Das Haus zog aber auch ehemalige deutsche Bewohner Zlabings an und 2003 trafen sie sich hier zum ersten Mal nach vielen Jahrzehnten. So begann ein wichtiges Kapitel der Aufarbeitung der schwierigen Geschichte der Stadt. Die Bürgerinitiative „Slavonická renesanční společnost“ (Zlabingser Renaissancegesellschaft) kaufte schließlich 2005 das Gebäude von der Stadt und übergab es 2006 einer eigens geschaffenen gemeinnützigen Gesellschaft.
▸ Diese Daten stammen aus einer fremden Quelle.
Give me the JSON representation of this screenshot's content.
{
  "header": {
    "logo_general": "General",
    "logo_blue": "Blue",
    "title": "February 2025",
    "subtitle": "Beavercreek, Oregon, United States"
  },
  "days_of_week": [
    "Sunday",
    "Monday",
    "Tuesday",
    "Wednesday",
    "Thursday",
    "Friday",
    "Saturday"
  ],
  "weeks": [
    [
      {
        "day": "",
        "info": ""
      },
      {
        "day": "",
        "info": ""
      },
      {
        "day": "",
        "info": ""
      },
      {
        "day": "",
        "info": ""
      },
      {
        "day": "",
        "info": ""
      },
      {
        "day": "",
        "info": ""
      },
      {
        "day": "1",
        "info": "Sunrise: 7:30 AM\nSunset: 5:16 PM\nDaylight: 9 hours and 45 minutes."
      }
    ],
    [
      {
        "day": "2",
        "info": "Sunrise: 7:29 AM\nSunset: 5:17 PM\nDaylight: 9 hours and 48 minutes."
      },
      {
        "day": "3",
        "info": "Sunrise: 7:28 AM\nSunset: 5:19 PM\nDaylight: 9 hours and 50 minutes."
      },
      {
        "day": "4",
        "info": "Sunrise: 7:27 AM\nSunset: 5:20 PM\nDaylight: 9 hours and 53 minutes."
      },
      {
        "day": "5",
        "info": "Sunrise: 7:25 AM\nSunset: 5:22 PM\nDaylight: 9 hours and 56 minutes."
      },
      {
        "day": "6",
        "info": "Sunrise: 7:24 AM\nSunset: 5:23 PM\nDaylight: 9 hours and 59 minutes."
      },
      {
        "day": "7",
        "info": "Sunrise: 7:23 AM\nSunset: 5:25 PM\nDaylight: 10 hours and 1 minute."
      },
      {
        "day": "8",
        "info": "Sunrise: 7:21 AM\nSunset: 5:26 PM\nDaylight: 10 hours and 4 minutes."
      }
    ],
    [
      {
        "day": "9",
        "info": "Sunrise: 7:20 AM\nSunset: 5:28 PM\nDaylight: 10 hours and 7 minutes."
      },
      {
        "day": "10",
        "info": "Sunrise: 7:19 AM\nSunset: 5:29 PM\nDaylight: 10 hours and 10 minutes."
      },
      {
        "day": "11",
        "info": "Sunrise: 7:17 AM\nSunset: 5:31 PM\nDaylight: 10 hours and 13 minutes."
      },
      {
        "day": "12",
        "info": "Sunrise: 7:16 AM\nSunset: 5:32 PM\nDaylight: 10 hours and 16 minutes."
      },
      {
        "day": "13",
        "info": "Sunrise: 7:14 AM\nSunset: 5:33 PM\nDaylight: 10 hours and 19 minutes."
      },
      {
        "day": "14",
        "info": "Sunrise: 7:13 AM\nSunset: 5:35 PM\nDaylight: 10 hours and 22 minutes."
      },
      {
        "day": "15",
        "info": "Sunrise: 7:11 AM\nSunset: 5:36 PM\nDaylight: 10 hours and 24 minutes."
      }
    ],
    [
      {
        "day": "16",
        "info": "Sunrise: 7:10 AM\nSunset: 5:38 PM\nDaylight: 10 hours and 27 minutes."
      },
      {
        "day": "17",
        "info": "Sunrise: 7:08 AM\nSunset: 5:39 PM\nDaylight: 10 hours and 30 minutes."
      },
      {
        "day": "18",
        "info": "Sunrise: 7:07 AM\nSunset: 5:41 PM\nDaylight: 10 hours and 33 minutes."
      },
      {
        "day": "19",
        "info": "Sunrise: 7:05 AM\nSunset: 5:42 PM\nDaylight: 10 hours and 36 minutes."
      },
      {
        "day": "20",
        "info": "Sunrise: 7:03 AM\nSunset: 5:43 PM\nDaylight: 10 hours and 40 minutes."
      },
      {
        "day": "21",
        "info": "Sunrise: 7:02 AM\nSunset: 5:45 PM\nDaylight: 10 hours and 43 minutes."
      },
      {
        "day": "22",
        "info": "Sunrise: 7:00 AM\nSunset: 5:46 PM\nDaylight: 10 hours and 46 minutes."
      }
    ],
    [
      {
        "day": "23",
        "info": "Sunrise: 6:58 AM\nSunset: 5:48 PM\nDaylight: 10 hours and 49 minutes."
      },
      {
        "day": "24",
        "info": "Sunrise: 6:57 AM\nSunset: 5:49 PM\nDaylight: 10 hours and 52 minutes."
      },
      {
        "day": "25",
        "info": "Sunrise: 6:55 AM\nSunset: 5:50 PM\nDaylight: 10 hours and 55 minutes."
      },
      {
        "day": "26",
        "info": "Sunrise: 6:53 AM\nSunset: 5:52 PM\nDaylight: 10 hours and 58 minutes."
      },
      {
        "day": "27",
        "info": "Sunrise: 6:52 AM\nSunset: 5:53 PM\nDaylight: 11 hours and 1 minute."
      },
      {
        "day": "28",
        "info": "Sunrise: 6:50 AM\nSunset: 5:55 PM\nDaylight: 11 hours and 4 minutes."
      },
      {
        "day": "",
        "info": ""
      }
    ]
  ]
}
Diese rief einen Wettbewerb zur Neugestaltung des Hauses aus. Der Grundstein wurde dann schließlich 2012 gelegt und der neue „Spolkový dům Slavonice“ (Vereinshaus Zlabings) konnte im November 2013 feierlich eröffnet werden (Adresse: Na Potoku 629, 378 81 Slavonice). Entstanden ist ein modernes, offenes Gebäude mit einer einladenden Architektur, in dem neben einem großen Saal auch ein Besucherzentrum und Ausstellungsräume Platz finden. Große Fenster, die bis zum Boden reichen, erlauben schon im Vorbeigehen einen Blick in das Haus, über dessen Eingang ein geweißtes Wappen mit der Jahreszahl 1932 prangt.